Меня немного знобило, пусть не так сильно, как вчера, но все равно прилично. Болело горло. Безумно хотелось есть и одновременно тошнило при мысли о пище — уже стабильное мое состояние. Внутри багажника воняло соляркой и древней тухлятиной, а в спину упирался какой-то несуразный выступ. Поблизости неведомая тварь продолжала реветь дурным голосом. Ну что же, ничего особенного — просто очередная ночевка на Черном континенте.
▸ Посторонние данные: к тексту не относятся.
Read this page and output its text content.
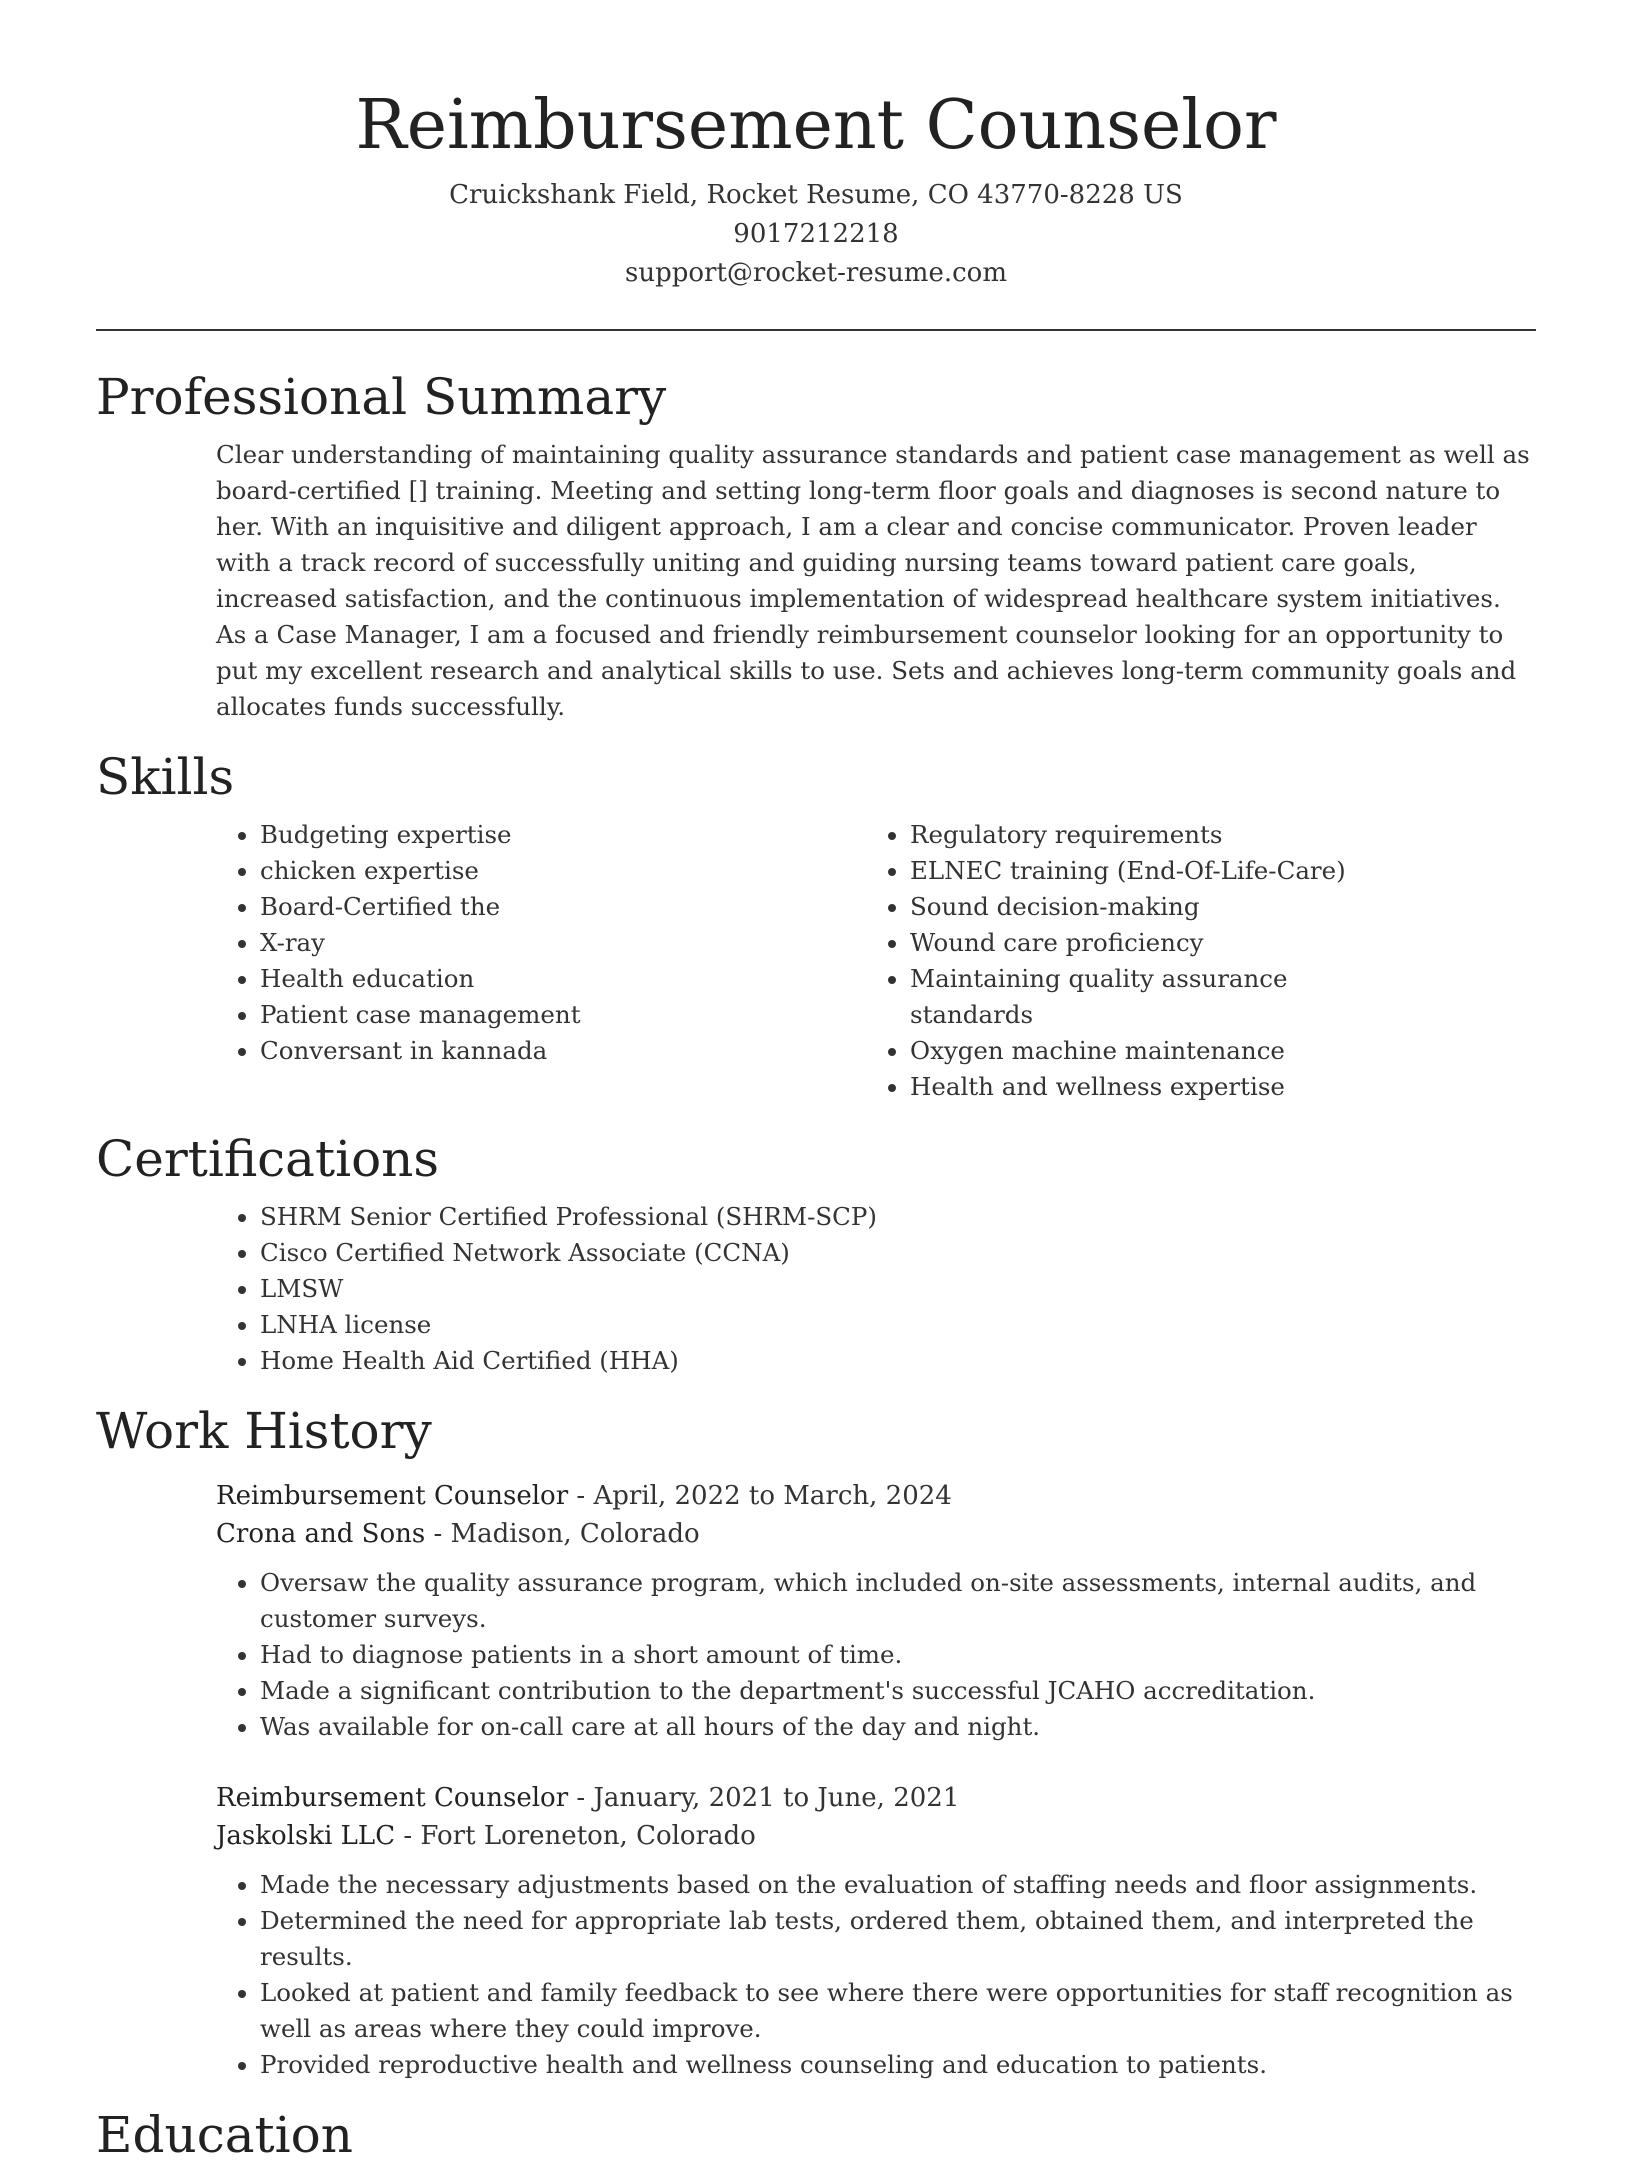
Reimbursement Counselor
Cruickshank Field, Rocket Resume, CO 43770-8228 US
9017212218
support@rocket-resume.com
Professional Summary
Clear understanding of maintaining quality assurance standards and patient case management as well as board-certified [] training. Meeting and setting long-term floor goals and diagnoses is second nature to her. With an inquisitive and diligent approach, I am a clear and concise communicator. Proven leader with a track record of successfully uniting and guiding nursing teams toward patient care goals, increased satisfaction, and the continuous implementation of widespread healthcare system initiatives. As a Case Manager, I am a focused and friendly reimbursement counselor looking for an opportunity to put my excellent research and analytical skills to use. Sets and achieves long-term community goals and allocates funds successfully.
Skills
• Budgeting expertise
• chicken expertise
• Board-Certified the
• X-ray
• Health education
• Patient case management
• Conversant in kannada
• Regulatory requirements
• ELNEC training (End-Of-Life-Care)
• Sound decision-making
• Wound care proficiency
• Maintaining quality assurance standards
• Oxygen machine maintenance
• Health and wellness expertise
Certifications
• SHRM Senior Certified Professional (SHRM-SCP)
• Cisco Certified Network Associate (CCNA)
• LMSW
• LNHA license
• Home Health Aid Certified (HHA)
Work History
Reimbursement Counselor - April, 2022 to March, 2024
Crona and Sons - Madison, Colorado
• Oversaw the quality assurance program, which included on-site assessments, internal audits, and customer surveys.
• Had to diagnose patients in a short amount of time.
• Made a significant contribution to the department's successful JCAHO accreditation.
• Was available for on-call care at all hours of the day and night.
Reimbursement Counselor - January, 2021 to June, 2021
Jaskolski LLC - Fort Loreneton, Colorado
• Made the necessary adjustments based on the evaluation of staffing needs and floor assignments.
• Determined the need for appropriate lab tests, ordered them, obtained them, and interpreted the results.
• Looked at patient and family feedback to see where there were opportunities for staff recognition as well as areas where they could improve.
• Provided reproductive health and wellness counseling and education to patients.
Education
Добро пожаловать в Африку.

* * *

Если воздушные ворота в Каире — это чистого разлива западная цивилизация, пусть и с мусульманским лицом, в Банги — бесшабашная и веселая деревня, а в Лагосе — многоуровневая мышеловка, отягощенная коррупцией, то аэропорт Луанды казался спокойным, подозрительно тихим и как-то недобро затаившимся, словно бунтарь, получивший очень суровое внушение. Здесь значительно реже взлетали и садились самолеты, служащие не вымогали взяток, и даже полицейские говорили чуть ли не шепотом. Казалось, все друг друга побаиваются. Что, впрочем, не так уж удивительно, принимая во внимание историю этой страны, вероятно, одной из самых несчастных на континенте. К тому же из весьма скупых (не то что при социализме!) сводок новостей, доходивших из глубины Африки, было ясно: Ангола в очередной раз встала на грань гражданской войны. Если я правильно понял сведения, прослушанные мной незадолго до вылета из России, то яблоком раздора могла стать та самая Контвигия. А это означало известное потрясение для многих местных жителей и головную боль для ряда правителей.

Что это значило для меня, я пока мог только догадываться. Разговор между Дэйвом и Толей о наемниках и вероятном захвате Рузданы не шел у меня из головы, но поскольку в мою задачу, по всей видимости, революция никак не входила, я не хотел думать о чужих проблемах. Надо было решать мои собственные.

Украинцы оказались абсолютно правы — я так и не смог найти в Лагосе человека по имени Джон Катлер. Несмотря на то, что в таксофонных будках попадались сравнительно целые справочники, сотовых номеров на страницах не обнаружилось — а Кеженис действительно дал мне лишь сотовый номер. Я не поленился отыскать сержанта Саймона, который оказался мне совсем не рад, когда я вломился к нему в дом, на вид немногим лучше большинства лачуг, хотя и со спутниковой антенной на крыше. У полицейского нашлись две причины для недовольства: во-первых, я его разбудил после ночного дежурства, во-вторых, он честно пытался найти англичанина Катлера по своим каналам, но безуспешно — лишь два настоящих нигерийца носили похожие имена. И поэтому — вот ведь беда-то какая! — ни о каких долларах не могло быть и речи. Потом я (вот ведь упрямство что делает!) умудрился успеть съездить в местный аэропорт, где тоже слыхом ни слыхивали ни о каком Катлере, несмотря на мои попытки использовать освежитель памяти системы «Бакс».